Il n'y a plus de miracles en nos temps occidentaux. Il n'y a plus d'évènements maléfiques, plus de Diables à Loudun (voir le très beau livre de Michel de Certeaux, évoqué dans ce blog). Les sorcières ne font plus peurs mais on les regarde comme la pauvre fille au RSA un peu détraquée, dans sa vieille maison. On demande aux travailleurs sociaux de leur téléphoner pendant la canicule.
Le miracle de Jeanne n'a plus cours.
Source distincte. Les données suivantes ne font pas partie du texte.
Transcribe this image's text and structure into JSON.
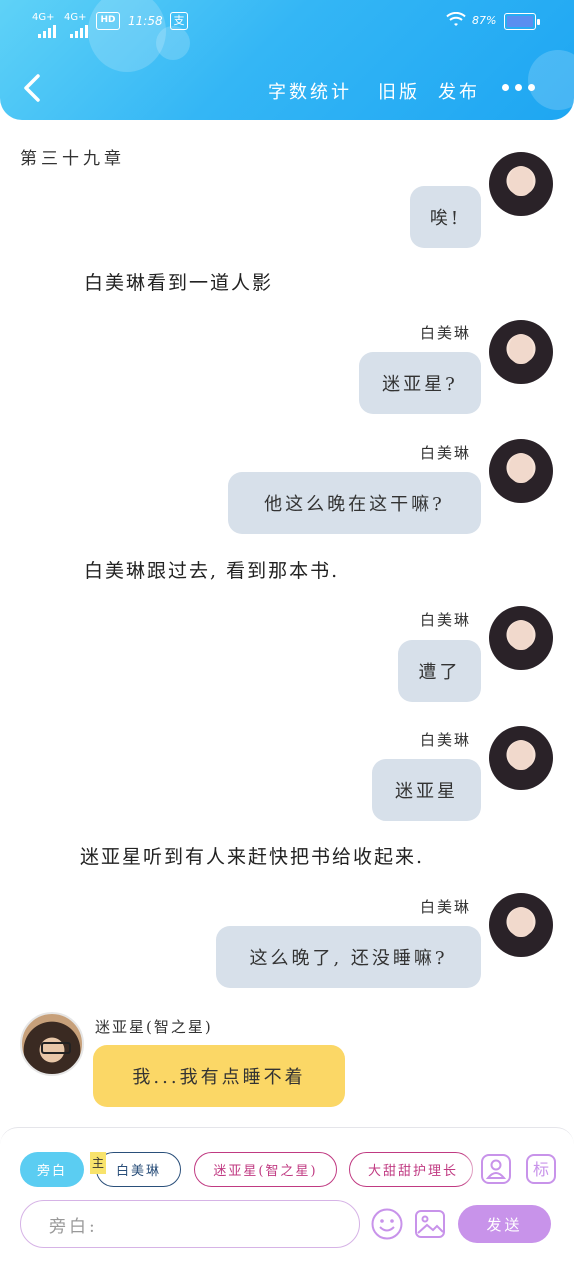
{
  "statusbar": {
    "network1": "4G+",
    "network2": "4G+",
    "hd": "HD",
    "time": "11:58",
    "pay_icon": "支",
    "battery_pct": "87%"
  },
  "header": {
    "word_count": "字数统计",
    "old_version": "旧版",
    "publish": "发布",
    "colors": {
      "gradient_start": "#5fd2f7",
      "gradient_end": "#1ea6f2"
    }
  },
  "chapter_title": "第三十九章",
  "messages": [
    {
      "type": "bubble",
      "side": "right",
      "text": "唉!"
    },
    {
      "type": "narration",
      "text": "白美琳看到一道人影"
    },
    {
      "type": "bubble",
      "side": "right",
      "sender": "白美琳",
      "text": "迷亚星?"
    },
    {
      "type": "bubble",
      "side": "right",
      "sender": "白美琳",
      "text": "他这么晚在这干嘛?"
    },
    {
      "type": "narration",
      "text": "白美琳跟过去, 看到那本书."
    },
    {
      "type": "bubble",
      "side": "right",
      "sender": "白美琳",
      "text": "遭了"
    },
    {
      "type": "bubble",
      "side": "right",
      "sender": "白美琳",
      "text": "迷亚星"
    },
    {
      "type": "narration",
      "text": "迷亚星听到有人来赶快把书给收起来."
    },
    {
      "type": "bubble",
      "side": "right",
      "sender": "白美琳",
      "text": "这么晚了, 还没睡嘛?"
    },
    {
      "type": "bubble",
      "side": "left",
      "sender": "迷亚星(智之星)",
      "text": "我...我有点睡不着"
    }
  ],
  "toolbar": {
    "narration_chip": "旁白",
    "main_tag": "主",
    "characters": [
      "白美琳",
      "迷亚星(智之星)",
      "大甜甜护理长"
    ],
    "input_placeholder": "旁白:",
    "send": "发送",
    "icons": [
      "person-card-icon",
      "tag-icon",
      "emoji-icon",
      "image-icon"
    ],
    "colors": {
      "accent": "#5bcdf2",
      "send": "#c893ea",
      "pink_border": "#c03a82"
    }
  }
}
Le surnaturel a été chassé de notre atmosphère. Qui sait si elle a vraiment reconnu le Dauphin caché au milieu de sa cour ? Qui sait ? Etait elle hyper sensible ? Nul ne sait. Ce qu'on sait c'est qu'en ce temps, alors que tout devient incertain, en pleine déconfiture du Royaume, le miracle devient possible. Il est possible d'écouter Jeanne, et de la suivre, de lui confier le commandement d'une armée, même si la politique reprend le dessus assez vite. Les pucelles du peuple deviennent des capitaines et les monstres des lieutenants fidèles des pucelles.
Il existe pourtant des contrées, géographiques et sociales, où on se met à écouter encore les pseudos Saints. Qui demandent d'aller commettre un attentat suicide au nom de quelques idées abstraites, tout aussi sommaires que celles de Jeanne de Donrémy. Qui fut d'ailleurs reconnue apte par un jury de hauts dignitaires. Les wahhabites d'hier. Seules des époques de grande confusion, comme celle où ne parvenait pas encore à régner "le gentil Dauphin", Roi de Bourges, et où le pays ne sentait rien sous ses pieds, produisent de pareils évènements. Nos terroristes en disent long sur notre époque.
Après tout, de la guerrière Jeanne morte sur le bûcher on fera une Sainte. n'est-ce pas un aveu ? Ne devrions-nous pas nous méfier de la Sainteté ? Les Saints ne sont ils pas les lumières aveuglantes qui nous cachent les loups dévorant le petit poucet ? Préférons sans doute les imparfaits.